Virginia is one of several states where Democrats have gone to court to challenge redistricting plans drawn by Republicans seeking to keep control of the U.S. House of Representatives. Marc Elias, an attorney for the National Democratic Redistricting Trust, represents two Virginia voters in a lawsuit that accuses the General Assembly of “racial gerrymandering” by improperly packing African-Americans into the state’s only black-majority congressional district to make adjacent districts safer for GOP incumbents. A trial is set for this month. “We’re trying to remedy what we believe is an unconstitutional map drawn by the legislature,” Elias said.
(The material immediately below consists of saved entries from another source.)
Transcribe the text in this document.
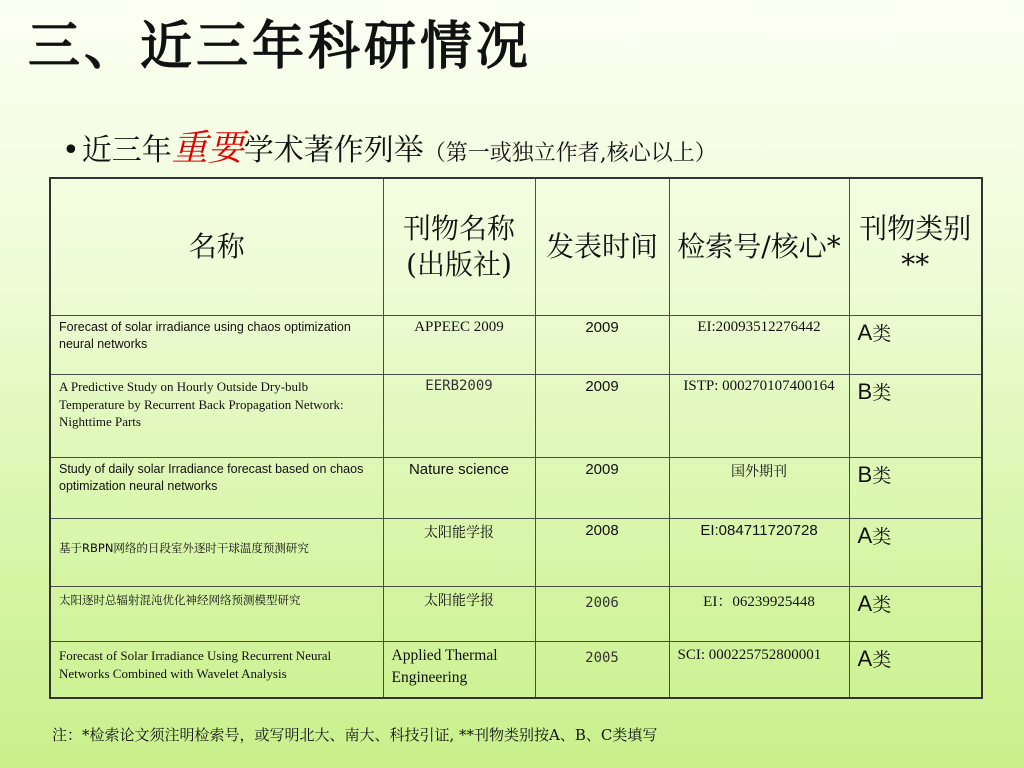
三、近三年科研情况
•近三年重要学术著作列举（第一或独立作者,核心以上）
名称	刊物名称(出版社)	发表时间	检索号/核心*	刊物类别**
Forecast of solar irradiance using chaos optimization neural networks	APPEEC 2009	2009	EI:20093512276442	A类
A Predictive Study on Hourly Outside Dry-bulb Temperature by Recurrent Back Propagation Network: Nighttime Parts	EERB2009	2009	ISTP: 000270107400164	B类
Study of daily solar Irradiance forecast based on chaos optimization neural networks	Nature science	2009	国外期刊	B类
基于RBPN网络的日段室外逐时干球温度预测研究	太阳能学报	2008	EI:084711720728	A类
太阳逐时总辐射混沌优化神经网络预测模型研究	太阳能学报	2006	EI：06239925448	A类
Forecast of Solar Irradiance Using Recurrent Neural Networks Combined with Wavelet Analysis	Applied Thermal Engineering	2005	SCI: 000225752800001	A类
注：*检索论文须注明检索号，或写明北大、南大、科技引证, **刊物类别按A、B、C类填写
Democrats have also challenged GOP-drawn redistricting plans in other states — including Texas, Florida, Nevada and Missouri — but they are not alone in employing the tactic. Republicans also have asked courts to invalidate Democrat-produced remapping in a few states.
“It’s not unusual at all to see whichever party feels aggrieved to try to correct what they think is unfair damage through the courts,” said Justin Levitt, a law professor and redistricting expert at Loyola Law School in Los Angeles. “It’s just that you’re seeing more lawsuits by Democrats because Republicans were in control of more redistricting.”
This isn’t the first lawsuit challenging Virginia’s reapportionment plan. State and federal courts previously dismissed lawsuits claiming the General Assembly violated a state constitutional provision by failing to complete redistricting until 2012, a year late.
Ethnic groups and others have also brought redistricting lawsuits in some states, Levitt said. So far in this redistricting cycle, he said, 208 lawsuits have been filed dealing with state legislative or congressional redistricting, or both. The National Conference of State Legislatures says 28 lawsuits remain active in nine states.